A Subsequence Interleaving Model for Sequential Pattern Mining
This work addresses sequential pattern mining for data analysis applications, offering an incremental improvement by replacing encoding schemes with a probabilistic model.
The authors tackled the problem of mining sequential patterns by introducing a subsequence interleaving model based on a probabilistic approach, which efficiently finds compressing patterns without a custom encoding scheme, showing comparable or better quality than state-of-the-art methods on synthetic and real-world datasets.
Recent sequential pattern mining methods have used the minimum description length (MDL) principle to define an encoding scheme which describes an algorithm for mining the most compressing patterns in a database. We present a novel subsequence interleaving model based on a probabilistic model of the sequence database, which allows us to search for the most compressing set of patterns without designing a specific encoding scheme.
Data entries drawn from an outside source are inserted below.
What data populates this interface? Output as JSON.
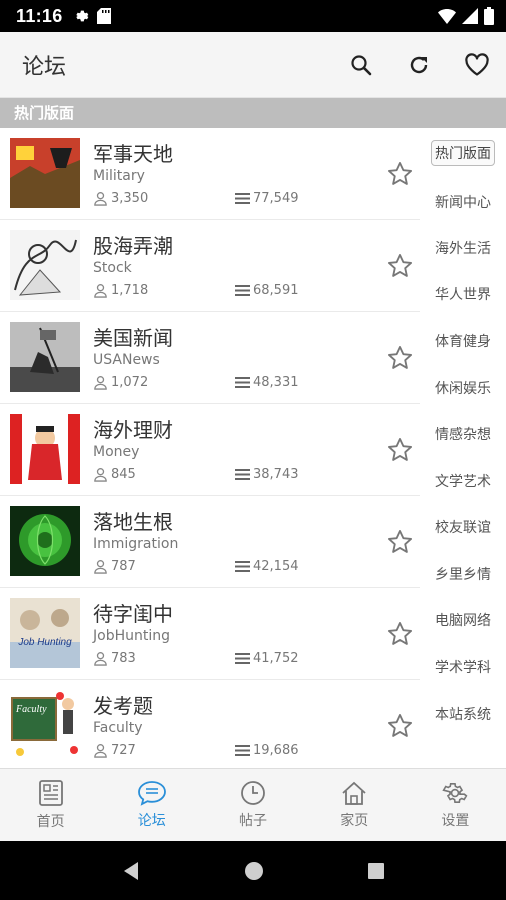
{
  "status_bar": {
    "time": "11:16"
  },
  "app_bar": {
    "title": "论坛"
  },
  "section": {
    "title": "热门版面"
  },
  "forums": [
    {
      "name_zh": "军事天地",
      "name_en": "Military",
      "users": "3,350",
      "posts": "77,549"
    },
    {
      "name_zh": "股海弄潮",
      "name_en": "Stock",
      "users": "1,718",
      "posts": "68,591"
    },
    {
      "name_zh": "美国新闻",
      "name_en": "USANews",
      "users": "1,072",
      "posts": "48,331"
    },
    {
      "name_zh": "海外理财",
      "name_en": "Money",
      "users": "845",
      "posts": "38,743"
    },
    {
      "name_zh": "落地生根",
      "name_en": "Immigration",
      "users": "787",
      "posts": "42,154"
    },
    {
      "name_zh": "待字闺中",
      "name_en": "JobHunting",
      "users": "783",
      "posts": "41,752"
    },
    {
      "name_zh": "发考题",
      "name_en": "Faculty",
      "users": "727",
      "posts": "19,686"
    }
  ],
  "thumb_text": {
    "job": "Job Hunting",
    "faculty": "Faculty"
  },
  "categories": [
    {
      "label": "热门版面",
      "selected": true
    },
    {
      "label": "新闻中心"
    },
    {
      "label": "海外生活"
    },
    {
      "label": "华人世界"
    },
    {
      "label": "体育健身"
    },
    {
      "label": "休闲娱乐"
    },
    {
      "label": "情感杂想"
    },
    {
      "label": "文学艺术"
    },
    {
      "label": "校友联谊"
    },
    {
      "label": "乡里乡情"
    },
    {
      "label": "电脑网络"
    },
    {
      "label": "学术学科"
    },
    {
      "label": "本站系统"
    }
  ],
  "bottom_nav": [
    {
      "label": "首页",
      "icon": "newspaper-icon"
    },
    {
      "label": "论坛",
      "icon": "chat-icon",
      "active": true
    },
    {
      "label": "帖子",
      "icon": "clock-icon"
    },
    {
      "label": "家页",
      "icon": "home-icon"
    },
    {
      "label": "设置",
      "icon": "gear-icon"
    }
  ],
  "colors": {
    "accent": "#2a8fd8",
    "section_bg": "#bdbdbd",
    "app_bar_bg": "#f5f5f5"
  }
}
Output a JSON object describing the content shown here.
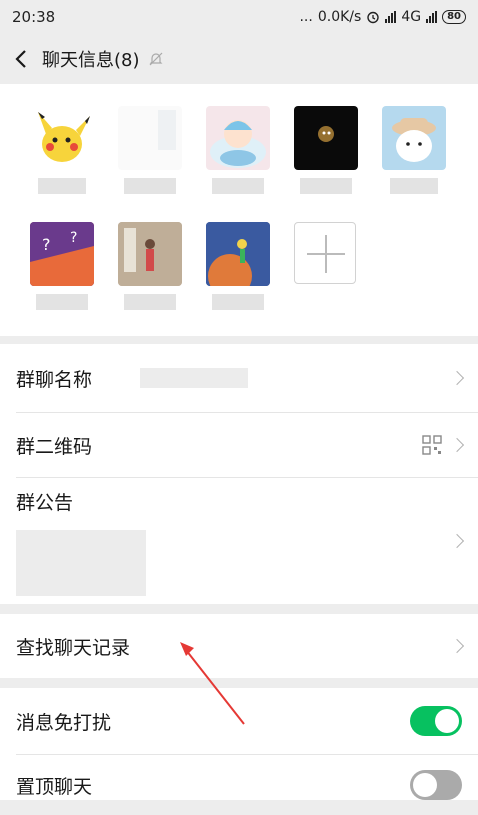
{
  "status_bar": {
    "time": "20:38",
    "dots": "...",
    "speed": "0.0K/s",
    "net_label": "4G",
    "battery": "80"
  },
  "header": {
    "title": "聊天信息(8)",
    "icons": [
      "back-icon",
      "mute-bell-icon"
    ]
  },
  "members": {
    "avatars": [
      "pikachu",
      "blank",
      "baby-with-hat",
      "dark-hands",
      "hat-bun",
      "question-marks",
      "person-photo",
      "planet-kid"
    ],
    "add_icon": "plus-icon"
  },
  "settings": {
    "group_name_label": "群聊名称",
    "qr_code_label": "群二维码",
    "announcement_label": "群公告",
    "search_history_label": "查找聊天记录",
    "mute_label": "消息免打扰",
    "mute_enabled": true,
    "pin_label": "置顶聊天",
    "pin_enabled": false
  },
  "colors": {
    "accent": "#07c160",
    "annotation_arrow": "#e53935"
  }
}
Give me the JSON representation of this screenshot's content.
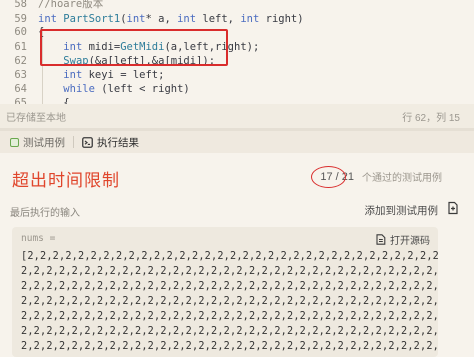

Our proposed algorithm is able to efficiently mine the most relevant sequential patterns and rank them using an associated measure of interestingness. The efficient inference in our model is a direct result of our use of a structural expectation-maximization framework, in which the expectation-step takes the form of a submodular optimization problem subject to a coverage constraint. We show on both synthetic and real world datasets that our model mines a set of sequential patterns with low spuriousness and redundancy, high interpretability and usefulness in real-world applications. Furthermore, we demonstrate that the quality of the patterns from our approach is comparable to, if not better than, existing state of the art sequential pattern mining algorithms.